The Soulsville Record Swap at Stax

This Saturday afternoon, Goner Records and the Stax Museum will host the Soulsville Record Swap, a giant swap meet featuring albums, 45s, music memorabilia, and everything in between. Goner Records has been hosting a record swap for the past three years, but co-owner Zac Ives said this is the first time that Stax has gotten in on the action.

“The new director over at Stax reached out about six months ago, and this is one of the things we discussed doing right away,” Ives said.

“We were both really excited to work together, and we have some other things planned for the future.”

Don Perry

Ives said that vendors are coming from as far as Seattle to sell records this Saturday and that all vendor spots have been filled. In addition to awesome music memorabilia from Memphis and beyond, the Soulsville Record Swap will feature food trucks from Central BBQ and Hot Mess Burritos.
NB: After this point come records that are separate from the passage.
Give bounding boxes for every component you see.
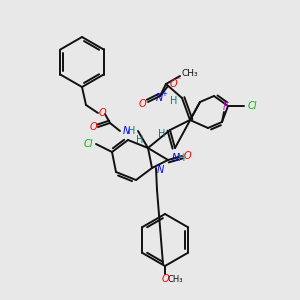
Text: N: N [122, 126, 130, 136]
Text: F: F [223, 102, 229, 112]
Text: O: O [138, 99, 146, 109]
Text: Cl: Cl [247, 101, 257, 111]
Text: H: H [158, 129, 166, 139]
Text: N: N [171, 153, 178, 163]
Text: Cl: Cl [83, 139, 93, 149]
Text: H: H [136, 135, 144, 145]
Text: O: O [89, 122, 97, 132]
Text: H: H [178, 153, 186, 163]
Text: ⁻: ⁻ [177, 76, 181, 85]
Text: +: + [161, 91, 167, 97]
Text: N: N [155, 93, 163, 103]
Text: H: H [128, 126, 136, 136]
Text: CH₃: CH₃ [167, 274, 183, 284]
Text: O: O [169, 79, 177, 89]
Text: O: O [161, 274, 169, 284]
Text: N: N [156, 165, 164, 175]
Text: H: H [170, 96, 178, 106]
Text: O: O [183, 151, 191, 161]
Text: O: O [98, 108, 106, 118]
Text: CH₃: CH₃ [182, 70, 198, 79]
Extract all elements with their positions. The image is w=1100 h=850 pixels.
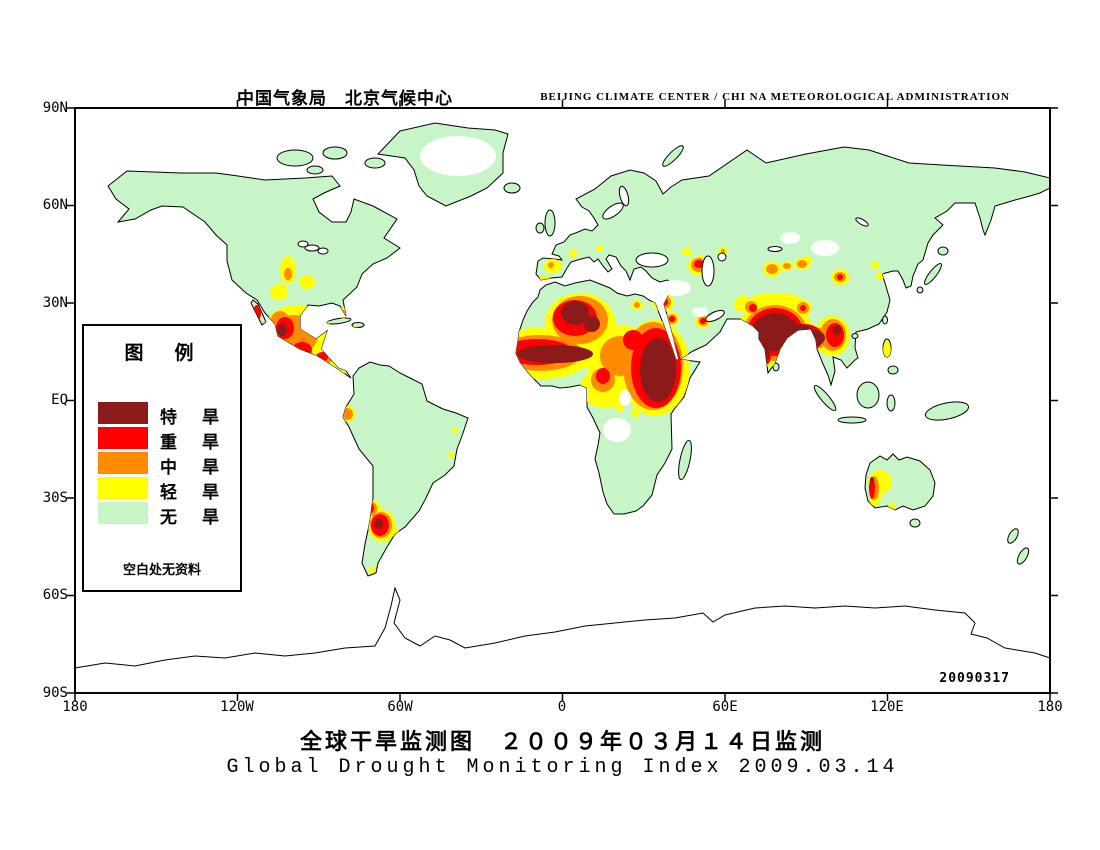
footer-title-cn: 全球干旱监测图 ２００９年０３月１４日监测 xyxy=(299,729,825,754)
legend-item-severe: 重 旱 xyxy=(84,427,240,452)
axis-ticks xyxy=(67,100,1058,701)
map-frame xyxy=(67,100,1058,701)
legend-item-label: 轻 旱 xyxy=(160,483,223,502)
light-drought-swatch xyxy=(98,477,148,499)
world-map-svg xyxy=(67,100,1058,701)
footer-title-en: Global Drought Monitoring Index 2009.03.… xyxy=(226,756,899,779)
moderate-drought-swatch xyxy=(98,452,148,474)
no-drought-swatch xyxy=(98,502,148,524)
map-date-stamp: 20090317 xyxy=(939,671,1010,686)
lat-label-90s: 90S xyxy=(42,685,68,701)
antarctica-coastline xyxy=(74,586,1051,669)
header-agency-en: BEIJING CLIMATE CENTER / CHI NA METEOROL… xyxy=(540,91,1010,103)
legend-item-moderate: 中 旱 xyxy=(84,452,240,477)
legend-note: 空白处无资料 xyxy=(122,562,201,577)
lat-label-90n: 90N xyxy=(42,100,68,116)
extreme-drought-swatch xyxy=(98,402,148,424)
lon-label-180w: 180 xyxy=(62,699,88,715)
lat-label-30s: 30S xyxy=(42,490,68,506)
legend-item-label: 特 旱 xyxy=(160,408,223,427)
legend-box: 图 例 特 旱 重 旱 中 旱 轻 旱 无 旱 空白处无资料 xyxy=(82,324,242,592)
legend-item-label: 重 旱 xyxy=(160,433,223,452)
legend-item-extreme: 特 旱 xyxy=(84,402,240,427)
header-agency-cn: 中国气象局 北京气候中心 xyxy=(237,89,453,108)
inland-seas-layer xyxy=(297,185,869,323)
lat-label-30n: 30N xyxy=(42,295,68,311)
lat-label-eq: EQ xyxy=(51,392,68,408)
legend-item-label: 中 旱 xyxy=(160,458,223,477)
lon-label-60e: 60E xyxy=(712,699,738,715)
lon-label-120w: 120W xyxy=(220,699,254,715)
legend-item-light: 轻 旱 xyxy=(84,477,240,502)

The Stax Museum will also be selling deeply discounted CDs, books, apparel, and more. Admission for the event is $5, unless you want to get in an hour before everyone else (10 a.m.), in which case the cost of admission is $10.

“All of our record swaps in the past have been great, and working with Stax is going to make this event our biggest one yet,” Ives said.

Because no Goner-related event is complete without a pre-party and an after-party, there will be both. The pre-party goes down on Friday at Memphis Made Brewery from 7 to 10 p.m., and the after party will be at the Goner Records store from 7 to 10 p.m. as well. Both parties will feature DJs that have yet to be announced.

If you’re a fan of Memphis music (you better be), there’s no better place to spend your Saturday afternoon.